It was dubbed Super Wild-Card Weekend, and going into Monday night's Dallas-Tampa Bay game pretty much lived up to the hype with four of the five games decided by a touchdown or less and three of those settled in the fourth quarter.
The most dramatic game was a flashback to last September in Arlington, Texas, when KJ Jefferson was trying to give Arkansas a 21-7 lead late in the second quarter, but his dive for a touchdown went backwards when the ball was slapped out of his hand, returned to the 15 and then was handed to another Aggie who went 85 yards for a score.
What happened in the Cincinnati win over Baltimore was Ravens quarterback Tyler Huntley dove for a touchdown, the ball was knocked loose and Bengals defensive end Sam Hubbard fielded and went 98 yards for what would proved to be the game-winning touchdown.
On the Cincinnati sideline with a perfect view was former Arkansas Razorbacks quarterback Brandon Allen, who is the back-up to Joe Burrow.
Because of Allen, the Bengals are almost always pulled for.
For some strange reason, Allen was not appreciated by a small faction of fans at the UA and his was one of three vehicles set on fire on a Sunday night in 2014.
A year earlier, his truck was egged after a loss to Mississippi State.
Allen was a good quarterback for the Razorbacks, completing 583 of 1,016 pass attempts for 7,463 yards, 64 touchdowns and 26 interceptions.
The problem was timing. He came to the UA for John L. Smith's lone season that turned the next three years into a rebuilding phase for Bret Bielema.
During Allen's senior season, he led the Hogs to an 8-5 record, including a win over Kansas State in the Liberty Bowl. Against Ole Miss, he passed for six touchdowns and ran in the winning two-point conversion.
He was drafted by the Jacksonville Jaguars in the sixth round of the 2016 NFL Draft. He was waived after the first season, but after one day the Los Angeles Rams signed him where he spent two seasons before being waived and picked up two days later by the Denver Broncos.
When starter Joe Flacco got hurt, Allen started three games. The next August he missed the final cut, but the next day was signed by the Bengals, where he is in his third season making $1.5 million a year, which is more than double the NFL minimum for a fifth-year player.
He also picked up $65,000 as a bonus for the playoff win.
Players in the playoffs are not paid by their teams because their contracts are based on the regular season. The bonus keeps climbing and the Super Bowl winners get $150,000, which is a fraction of what many of the players make per game.
For example, Kansas City Chiefs superstar quarterback Patrick Mahomes makes $2.5 million per game or $45 million a year, making him the highest paid quarterback in the playoffs and oddly the oldest still left in the AFC at 27.
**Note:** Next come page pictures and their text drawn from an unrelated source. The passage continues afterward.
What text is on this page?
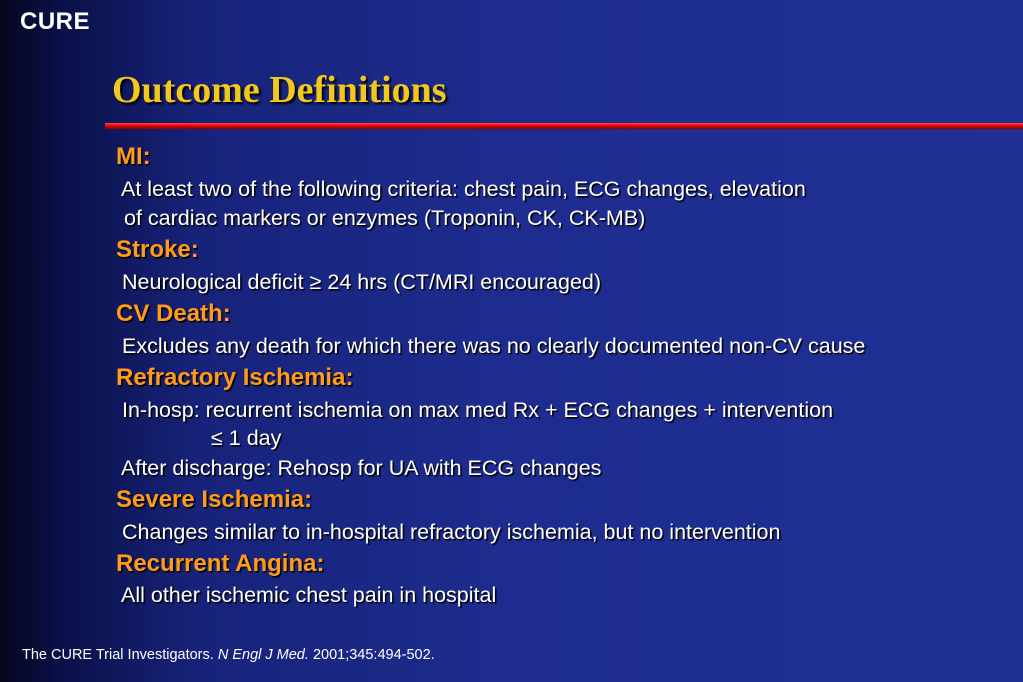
CURE
Outcome Definitions
MI:
At least two of the following criteria: chest pain, ECG changes, elevation
of cardiac markers or enzymes (Troponin, CK, CK-MB)
Stroke:
Neurological deficit ≥ 24 hrs (CT/MRI encouraged)
CV Death:
Excludes any death for which there was no clearly documented non-CV cause
Refractory Ischemia:
In-hosp: recurrent ischemia on max med Rx + ECG changes + intervention
≤ 1 day
After discharge: Rehosp for UA with ECG changes
Severe Ischemia:
Changes similar to in-hospital refractory ischemia, but no intervention
Recurrent Angina:
All other ischemic chest pain in hospital
The CURE Trial Investigators. N Engl J Med. 2001;345:494-502.
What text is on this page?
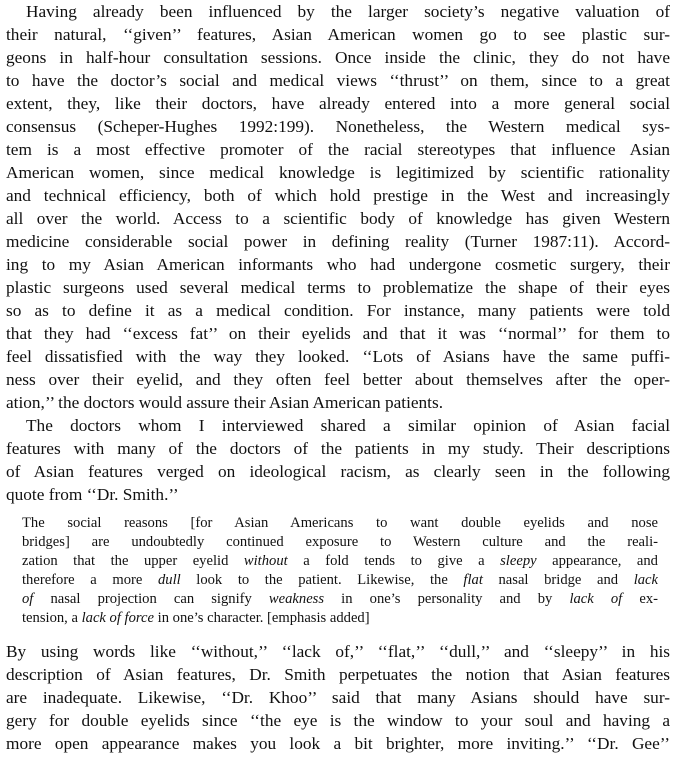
Having already been influenced by the larger society’s negative valuation of
their natural, ‘‘given’’ features, Asian American women go to see plastic sur-
geons in half-hour consultation sessions. Once inside the clinic, they do not have
to have the doctor’s social and medical views ‘‘thrust’’ on them, since to a great
extent, they, like their doctors, have already entered into a more general social
consensus (Scheper-Hughes 1992:199). Nonetheless, the Western medical sys-
tem is a most effective promoter of the racial stereotypes that influence Asian
American women, since medical knowledge is legitimized by scientific rationality
and technical efficiency, both of which hold prestige in the West and increasingly
all over the world. Access to a scientific body of knowledge has given Western
medicine considerable social power in defining reality (Turner 1987:11). Accord-
ing to my Asian American informants who had undergone cosmetic surgery, their
plastic surgeons used several medical terms to problematize the shape of their eyes
so as to define it as a medical condition. For instance, many patients were told
that they had ‘‘excess fat’’ on their eyelids and that it was ‘‘normal’’ for them to
feel dissatisfied with the way they looked. ‘‘Lots of Asians have the same puffi-
ness over their eyelid, and they often feel better about themselves after the oper-
ation,’’ the doctors would assure their Asian American patients.
The doctors whom I interviewed shared a similar opinion of Asian facial
features with many of the doctors of the patients in my study. Their descriptions
of Asian features verged on ideological racism, as clearly seen in the following
quote from ‘‘Dr. Smith.’’
The social reasons [for Asian Americans to want double eyelids and nose
bridges] are undoubtedly continued exposure to Western culture and the reali-
zation that the upper eyelid without a fold tends to give a sleepy appearance, and
therefore a more dull look to the patient. Likewise, the flat nasal bridge and lack
of nasal projection can signify weakness in one’s personality and by lack of ex-
tension, a lack of force in one’s character. [emphasis added]
By using words like ‘‘without,’’ ‘‘lack of,’’ ‘‘flat,’’ ‘‘dull,’’ and ‘‘sleepy’’ in his
description of Asian features, Dr. Smith perpetuates the notion that Asian features
are inadequate. Likewise, ‘‘Dr. Khoo’’ said that many Asians should have sur-
gery for double eyelids since ‘‘the eye is the window to your soul and having a
more open appearance makes you look a bit brighter, more inviting.’’ ‘‘Dr. Gee’’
The Buffalo Bills survived Miami, and according to a Twitter poll, the Bills are the fan favorites to win it all. A lot of that has to do with the incredible story of Damar Hamlin, who suffered cardiac arrest on the field early in a game against Cincinnati a little more than two weeks ago.
Twitter said 25 states favor the Bills.
Hamlin has not only survived, but is back in Buffalo, which will play Cincinnati at 2 p.m. Sunday.
This past weekend was called Super Wild-Card Weekend -- this is being written before Monday night's Cowboys and Buccaneers game -- and it lived up to its billing.
One can only believe this coming weekend will be as exciting, and not one player is receiving a penny from his team.